“Haja o que houver, meu marido lançou um lema: ‘sofra eu, mas não sofra a obra’. A obra não pode sofrer. A obra não vai parar. Nada vai deter minha igreja”. A declaração foi feita pela então deputada federal Flordelis durante o velório do marido, o pastor Anderson do Carmo, assassinado aos 42 anos em junho de 2019, com quem era casada desde 1994. O discurso de Flordelis encerra o primeiro episódio da série Flordelis: Questiona ou Adora, produzido pela Boutique Filmes, que chega no dia 4 no Globoplay.
Prestes a ser julgada no próximo dia 7 de novembro, ela é acusada de ser a mandante do crime que tirou a vida de seu marido. Responde por homicídio triplamente qualificado, tentativa de homicídio, uso de documento falso e associação criminosa armada. Também vão a júri popular os filhos Marzy Teixeira da Silva, André Luiz de Oliveira e Simone dos Santos Rodrigues e a neta Rayane dos Santos Oliveira. Por anos, Flordelis foi reverenciada por programas televisivos e artistas como benfeitora dos mais necessitados – não só abrigava em sua casa, como adotava crianças e adolescentes em situação de vulnerabilidade. Chegou a 55 filhos – sendo três biológicos do primeiro casamento. Fez disso sua bandeira. Mas foi na igreja evangélica que conseguiu visibilidade que a levaria ao Congresso Nacional.
Logo nas primeiras cenas, a pastora-deputada surge sorridente sendo entrevistada por Cissa Guimarães, no programa de Fernanda Lima e no de Ana Maria Braga. Ela circulava diante das câmeras com a mesma desenvoltura que pregava nos cultos evangélicos. Quando a notícia do bárbaro crime chega à imprensa, vários políticos lhe dão apoio – Flávio e Eduardo Bolsonaro, Joice Hasselmann, Flávia Arruda, o então governador do Rio Wilson Witzel, assim como o pastor Silas Malafaia. Rodrigo Maia, Jandira Feghali e Maria do Rosário também se solidarizam.
Com roteiro e direção de Mariana Jaspe e produção de Gustavo Mello, a série de seis episódios será disponibilizada aos assinantes do streaming – sendo dois episódios por semana. O primeiro deles narra a vida da então deputada momentos antes do assassinato, além de fazer um levantamento da origem do seu marido.
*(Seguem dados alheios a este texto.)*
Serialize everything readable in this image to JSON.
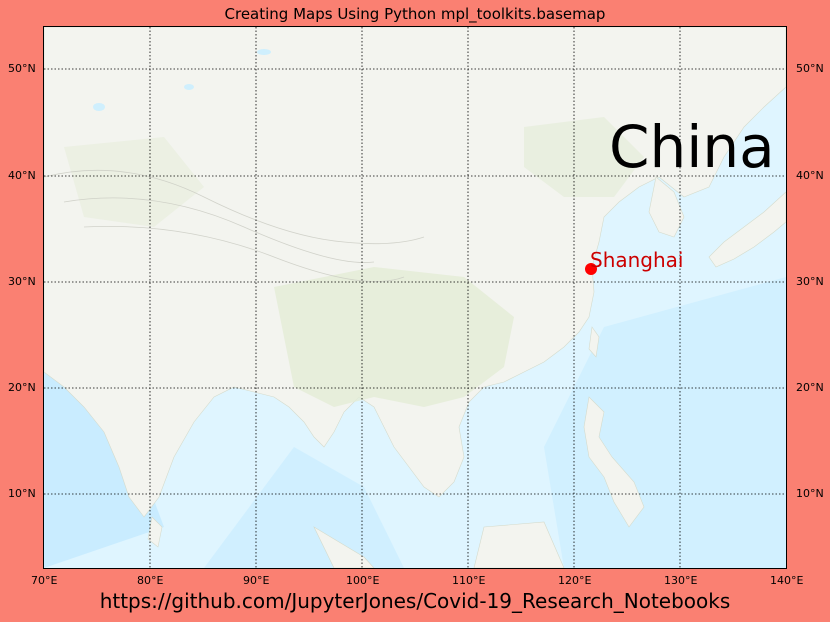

Cenas caseiras, muitas delas registros de redes sociais, ajudam a dar a tônica de “família feliz”. O que mais chama a atenção é como Flordelis conseguiu atrair a mídia e lideranças políticas para sua figura – carismática e mascarada pela benfeitoria.
Segundo Mariana, para além do mergulho na investigação do assassinato de Anderson Carmo, a série trata dos meandros dessa família. “Como tudo isso começou? Como essa família se formou? De onde essas pessoas vêm? São perguntas que tentamos responder ao longo dos episódios”, diz a diretora. “Nosso desafio foi montar esse quebra-cabeça de maneira humana e respeitosa,”, continua Gustavo. A pesquisa para a obra foi realizada em parceria com O Globo. Carolina Heringer foi uma das profissionais envolvidas, em parceria com Thiago Prado. “Busquei, desde a época do crime, fazer uma apuração desse caso paralela à da polícia, para entender os meandros da família”, diz Carolina.
Flordelis: Questiona ou Adora é mais uma produção que tenta saciar o feroz consumo de true crime, gênero de não-ficção que passou a dominar podcasts e produtos audiovisuais, onde se examina um crime e detalha as ações de pessoas reais. Enquanto a Justiça ainda decide o que fazer com Flordelis, o telespectador revisita seu passado e vasculha seus rastros. “A obra não vai parar”.